Polen im Halbfinale gab es seit über drei Jahrzehnten nicht mehr, entsprechend groß waren die Hoffnungen und Erwartungen an die Götter in Weiß-Rot, die Erfolge der goldenen Generation rund um Boniek und Lato, zu wiederholen. Spanien ist im Jahr 2018 vielleicht die größte Hausnummer Europas, entsprechend schwierig sollte sich der Abend für Polen gestalten. Bisher ohne einzigen Gegentreffer durch das Turnier gekommen, löcherte Spanien dies innerhalb einer halben Stunde gleich doppelt und stellte daraufhin das Spiel komplett ein, um Polen auflaufen zu lassen für spätere Konter. So wirklich ausnutzen konnte Polen dies nicht, erst in der zweiten Halbzeit legte man den Schalter um und ging volle Kanone in die Offensive. Mit den eingewechselten Spielern Rybus und Milik setzte man zudem auf eine offensivere Aufstellung mit drei Stürmern und schnellen Flügeln, Lewandowski stand gefühlt nur noch am Strafraum des Gegners. Lewandowski selber war es dann auch der irgendwann nach einer Stunde einen glücklichen Abpraller von de Gea auf seinen Fuß bekam und der Ball langsam ins Tor kullerte. Spanien musste entsprechend wieder etwas für das Spiel tun um nicht noch den Ausgleich zu kassieren, was man sich im Endeffekt durch einen unnötig verursachten Elfmeter selber einschenkte, da Lewandowski ihn selbstverständlich sicher verwandeln konnte.

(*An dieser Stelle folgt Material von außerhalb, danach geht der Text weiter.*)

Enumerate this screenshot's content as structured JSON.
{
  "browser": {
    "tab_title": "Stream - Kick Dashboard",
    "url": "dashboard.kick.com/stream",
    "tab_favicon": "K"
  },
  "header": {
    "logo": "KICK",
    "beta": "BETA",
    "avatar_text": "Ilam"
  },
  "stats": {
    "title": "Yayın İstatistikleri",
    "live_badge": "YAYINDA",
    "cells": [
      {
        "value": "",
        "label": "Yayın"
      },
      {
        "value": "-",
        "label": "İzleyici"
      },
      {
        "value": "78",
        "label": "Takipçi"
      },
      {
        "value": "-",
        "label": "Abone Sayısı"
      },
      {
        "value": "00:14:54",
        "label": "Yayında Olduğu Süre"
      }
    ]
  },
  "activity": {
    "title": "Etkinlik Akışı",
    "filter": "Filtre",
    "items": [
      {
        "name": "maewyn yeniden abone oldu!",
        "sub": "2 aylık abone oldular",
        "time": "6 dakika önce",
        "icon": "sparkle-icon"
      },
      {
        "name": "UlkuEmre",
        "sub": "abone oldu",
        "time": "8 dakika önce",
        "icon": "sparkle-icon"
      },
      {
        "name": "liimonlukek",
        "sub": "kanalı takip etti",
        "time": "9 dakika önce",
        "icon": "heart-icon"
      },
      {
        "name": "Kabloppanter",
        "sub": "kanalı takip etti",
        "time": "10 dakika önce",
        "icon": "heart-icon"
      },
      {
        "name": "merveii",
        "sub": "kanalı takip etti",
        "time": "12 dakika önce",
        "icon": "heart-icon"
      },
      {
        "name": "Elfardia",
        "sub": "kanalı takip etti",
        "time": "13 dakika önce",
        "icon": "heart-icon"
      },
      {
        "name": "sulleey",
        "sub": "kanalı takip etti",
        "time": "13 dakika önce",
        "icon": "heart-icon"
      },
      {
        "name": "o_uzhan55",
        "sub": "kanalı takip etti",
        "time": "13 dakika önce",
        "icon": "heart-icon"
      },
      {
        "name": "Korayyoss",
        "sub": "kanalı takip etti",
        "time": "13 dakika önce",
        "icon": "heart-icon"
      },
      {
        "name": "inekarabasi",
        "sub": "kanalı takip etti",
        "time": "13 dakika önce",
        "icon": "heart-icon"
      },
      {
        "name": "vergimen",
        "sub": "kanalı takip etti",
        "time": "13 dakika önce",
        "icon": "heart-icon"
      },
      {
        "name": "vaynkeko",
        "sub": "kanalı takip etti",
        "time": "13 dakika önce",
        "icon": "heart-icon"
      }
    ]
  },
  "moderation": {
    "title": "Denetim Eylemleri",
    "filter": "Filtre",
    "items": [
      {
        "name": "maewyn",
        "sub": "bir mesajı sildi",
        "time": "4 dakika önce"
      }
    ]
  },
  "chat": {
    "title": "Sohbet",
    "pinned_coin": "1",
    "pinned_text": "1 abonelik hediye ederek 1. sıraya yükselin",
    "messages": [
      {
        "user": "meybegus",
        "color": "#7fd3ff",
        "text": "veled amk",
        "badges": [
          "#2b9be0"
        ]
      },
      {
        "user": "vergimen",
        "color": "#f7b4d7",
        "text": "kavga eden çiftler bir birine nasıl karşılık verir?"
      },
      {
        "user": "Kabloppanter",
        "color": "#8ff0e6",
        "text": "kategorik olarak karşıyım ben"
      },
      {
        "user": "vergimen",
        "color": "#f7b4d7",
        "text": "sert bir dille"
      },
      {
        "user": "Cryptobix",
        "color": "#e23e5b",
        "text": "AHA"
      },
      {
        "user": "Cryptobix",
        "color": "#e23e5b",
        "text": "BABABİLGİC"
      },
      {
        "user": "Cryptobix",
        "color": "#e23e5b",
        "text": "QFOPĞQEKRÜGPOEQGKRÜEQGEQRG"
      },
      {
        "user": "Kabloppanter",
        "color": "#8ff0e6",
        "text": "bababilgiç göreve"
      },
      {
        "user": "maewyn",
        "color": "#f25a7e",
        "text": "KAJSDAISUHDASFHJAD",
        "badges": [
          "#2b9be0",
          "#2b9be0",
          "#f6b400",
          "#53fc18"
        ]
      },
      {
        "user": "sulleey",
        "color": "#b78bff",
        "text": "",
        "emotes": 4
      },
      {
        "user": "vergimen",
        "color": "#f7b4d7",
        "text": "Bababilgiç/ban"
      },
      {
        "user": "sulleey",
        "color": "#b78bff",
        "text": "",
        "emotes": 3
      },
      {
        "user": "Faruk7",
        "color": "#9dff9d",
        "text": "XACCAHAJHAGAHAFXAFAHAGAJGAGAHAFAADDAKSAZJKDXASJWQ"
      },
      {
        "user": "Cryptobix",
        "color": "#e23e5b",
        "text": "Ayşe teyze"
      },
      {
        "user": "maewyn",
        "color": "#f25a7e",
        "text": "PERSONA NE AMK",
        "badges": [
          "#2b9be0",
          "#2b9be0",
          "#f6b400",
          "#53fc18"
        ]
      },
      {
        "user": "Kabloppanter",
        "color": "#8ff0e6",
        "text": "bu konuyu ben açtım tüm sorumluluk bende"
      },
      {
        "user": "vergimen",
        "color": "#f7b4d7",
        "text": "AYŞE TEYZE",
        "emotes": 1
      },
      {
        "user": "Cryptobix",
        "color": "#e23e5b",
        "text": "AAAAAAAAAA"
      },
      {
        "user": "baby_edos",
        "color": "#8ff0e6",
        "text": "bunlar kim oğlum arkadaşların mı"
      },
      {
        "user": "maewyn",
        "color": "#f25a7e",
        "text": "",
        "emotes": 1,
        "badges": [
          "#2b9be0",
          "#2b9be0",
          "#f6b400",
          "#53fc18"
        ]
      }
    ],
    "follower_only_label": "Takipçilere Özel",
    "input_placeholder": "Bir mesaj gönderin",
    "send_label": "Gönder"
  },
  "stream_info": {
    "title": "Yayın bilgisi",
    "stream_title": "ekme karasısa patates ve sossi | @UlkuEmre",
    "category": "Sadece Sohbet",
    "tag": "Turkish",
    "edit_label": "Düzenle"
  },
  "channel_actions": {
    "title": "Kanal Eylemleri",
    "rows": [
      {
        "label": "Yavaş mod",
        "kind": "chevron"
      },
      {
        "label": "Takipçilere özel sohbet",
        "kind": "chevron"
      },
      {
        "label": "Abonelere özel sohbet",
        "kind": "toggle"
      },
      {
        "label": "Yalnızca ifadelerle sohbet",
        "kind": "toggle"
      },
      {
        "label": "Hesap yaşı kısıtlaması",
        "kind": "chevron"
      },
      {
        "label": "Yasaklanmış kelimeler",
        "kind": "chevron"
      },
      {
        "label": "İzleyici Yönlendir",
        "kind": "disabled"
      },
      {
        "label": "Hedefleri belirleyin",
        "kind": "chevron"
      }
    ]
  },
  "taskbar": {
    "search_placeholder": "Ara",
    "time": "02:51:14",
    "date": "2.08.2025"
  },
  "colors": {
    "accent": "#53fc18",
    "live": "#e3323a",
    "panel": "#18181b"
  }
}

Beide Mannschaften retteten sich irgendwie über die restliche Spielzeit und auch über die Verlängerung, die Ausdauer war irgendwann im Eimer und die paar wenigen Chancen waren nicht gefährlich genug - Folge:
Elfmeterschießen.
Nach der Pleite im EM-Viertelfinale gegen Portugal hatte Polen das Elfmeterschießen in der Vorbereitung intensiv geübt, wobei Szczęsny als Keeper enorme Aufmerksamkeit bekam, um das Elfmeterschießen durch starke Paraden eventuell selbst bestimmen zu können. Der gezeigte Penalty Shootout spricht für sich, mehr Leidenschaft geht bei einem Weltmeisterschafts-Halbfinale einfach gar nicht mehr. Maciej Rybus, der das Turnier sonst eher auf der Bank verbrachte, hatte den entscheidenden Elfmeter zu schießen und verwandelte diesen, als wäre es für ihn die Macht der Gewohnheit. Polen hatte es also allen Ernstens geschafft, ein 0:2 gegen Spanien nicht nur aufzuholen, sondern am Ende auch noch irgendwie den Platz als Sieger zu verlassen. Viel Kraft hat man sicherlich gelassen, die zusätzlichen 30 Minuten wird man binnen kurzer Zeit auskurieren müssen, ehe man im Finale von Moskau gegen Brasilien unabhängig vom Ergebnis den größten Erfolg der polnischen Fußballgeschichte feiern wird.